Sonata No 6 in D major is another virtuoso showpiece, this time in just three movements. For the first time there is a slow introduction to the first movement which is somewhat similar to the beginning of Corelli’s first sonata in the same key. The first Allegro is characterised by passages that leap across the strings whilst the last is full of folk-style drone figures and passages in thirds. In between is a wistful Largo in the relative minor.
Sonata No 9 is also a virtuoso work, this time in the bright, open-string key of E major. The opening Adagio once again reminds us of Corelli. Leclair has written out some Corelli-like ornamental flourishes to which I have added some of my own on the repeats, always bearing in mind Leclair’s strongly-held opinion: “An important point, on which one cannot lay too much stress, is to avoid the confusion of notes that are sometimes added to melodic and expressive passages, and which serve only to disfigure them”. The last movement is another tour de force of double-stoppings and bariolage with a rondeau theme that bears quite a strong resemblance to Handel’s La Réjouissance from his Music for the Royal Fireworks composed twenty years later. Could it be that Handel heard this piece performed?
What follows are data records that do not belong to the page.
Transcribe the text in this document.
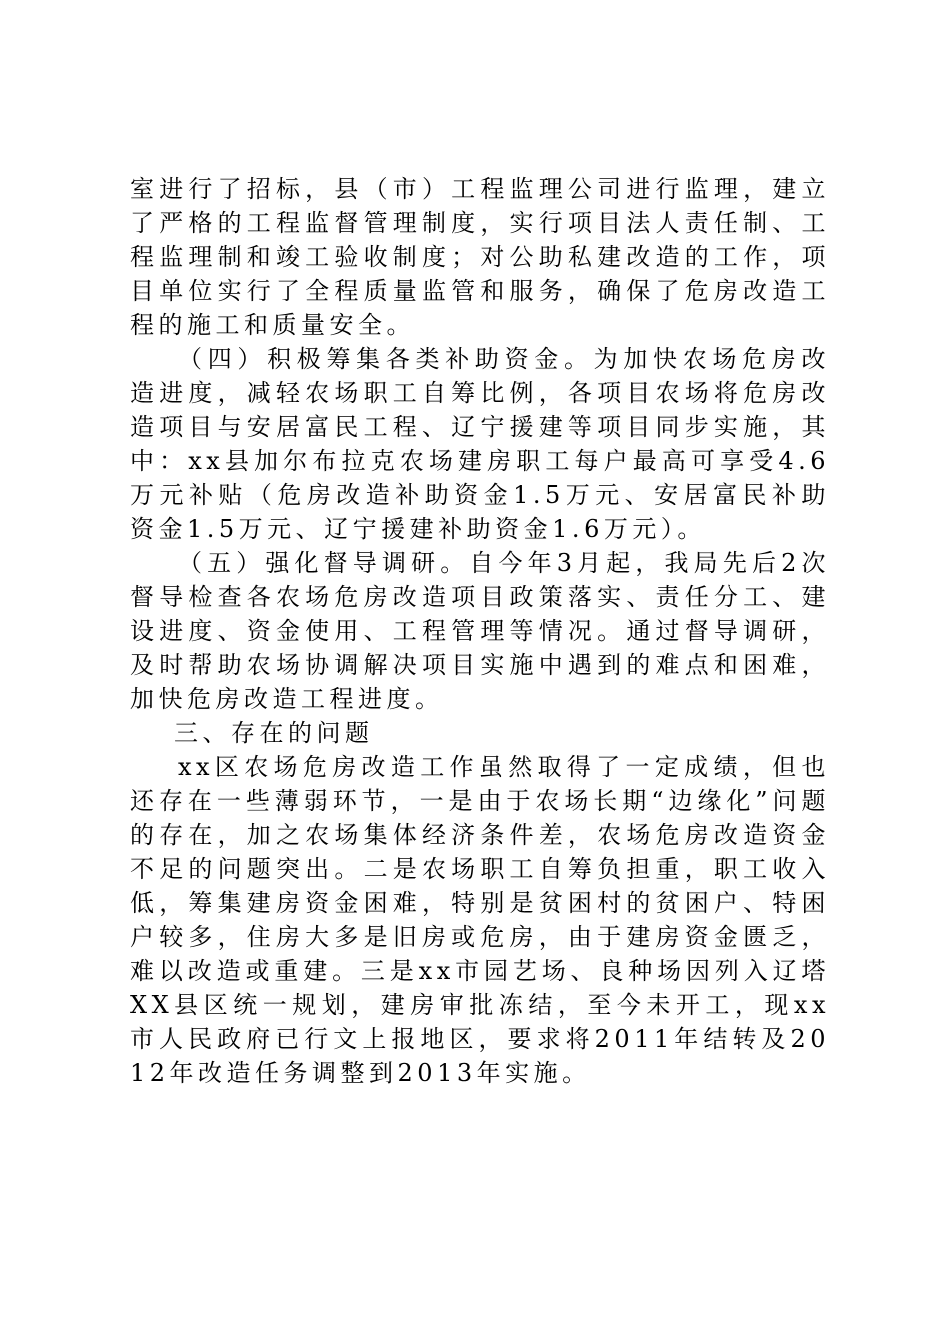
室进行了招标，县（市）工程监理公司进行监理，建立了严格的工程监督管理制度，实行项目法人责任制、工程监理制和竣工验收制度；对公助私建改造的工作，项目单位实行了全程质量监管和服务，确保了危房改造工程的施工和质量安全。

（四）积极筹集各类补助资金。为加快农场危房改造进度，减轻农场职工自筹比例，各项目农场将危房改造项目与安居富民工程、辽宁援建等项目同步实施，其中：xx县加尔布拉克农场建房职工每户最高可享受4.6万元补贴（危房改造补助资金1.5万元、安居富民补助资金1.5万元、辽宁援建补助资金1.6万元）。

（五）强化督导调研。自今年3月起，我局先后2次督导检查各农场危房改造项目政策落实、责任分工、建设进度、资金使用、工程管理等情况。通过督导调研，及时帮助农场协调解决项目实施中遇到的难点和困难，加快危房改造工程进度。

三、存在的问题

xx区农场危房改造工作虽然取得了一定成绩，但也还存在一些薄弱环节，一是由于农场长期“边缘化”问题的存在，加之农场集体经济条件差，农场危房改造资金不足的问题突出。二是农场职工自筹负担重，职工收入低，筹集建房资金困难，特别是贫困村的贫困户、特困户较多，住房大多是旧房或危房，由于建房资金匮乏，难以改造或重建。三是xx市园艺场、良种场因列入辽塔XX县区统一规划，建房审批冻结，至今未开工，现xx市人民政府已行文上报地区，要求将2011年结转及2012年改造任务调整到2013年实施。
The Tenth Sonata is in C minor and has just three movements in a slow-fast-fast arrangement. The first two movements in particular have a seriousness and intensity of mood that has been largely absent from the set so far. The Vivace second movement’s sequential writing is reminiscent of Vivaldi and it has an unusual feature in that many of the musical ideas presented in the first half do not appear in the second and are replaced by quite different material. The last movement is also Italianate in character and has some moments of lightheartedness that provide good contrast to the energetic opening theme.
Sonata No 11 in B minor is also in three movements and this is the fifth and final one that can be played on the flute. The first movement is gentle in expression with more of the surprising twists and turns mentioned earlier. The second movement has more energy but is more defined by the lingering tension created by the canonic writing between treble and bass and the concluding rondeau returns to the subtle, understated expression of the opening Adagio.
The last sonata of the set is another minor-key work but it has a more imposing character than the previous two and this is evident from the first phrase in which treble and bass lines pull away from each other in contrary motion. The fugue that follows has a power and grandeur that is reminiscent of Bach’s G minor solo violin Fugue which shares the same key and whose fugue subject bears a passing resemblance to this one. The third movement is a beautiful double rondeau, the second one in the tonic major, whilst the finale concludes with a wild romp that is folky in style and brings the set to an exciting conclusion.
Adrian Butterfield, 2013
Adrian Butterfield plays a baroque violin by David Rubio, 1996, after Guarnerius del Gesù, ‘Rode’, 1734 • Jonathan Manson plays a 7-string viola da gamba by Curtis Bryant, 1978, after Colichon • Laurence Cummings plays a harpsichord by Andrew Garlick, 2000, after Goujon, 1748.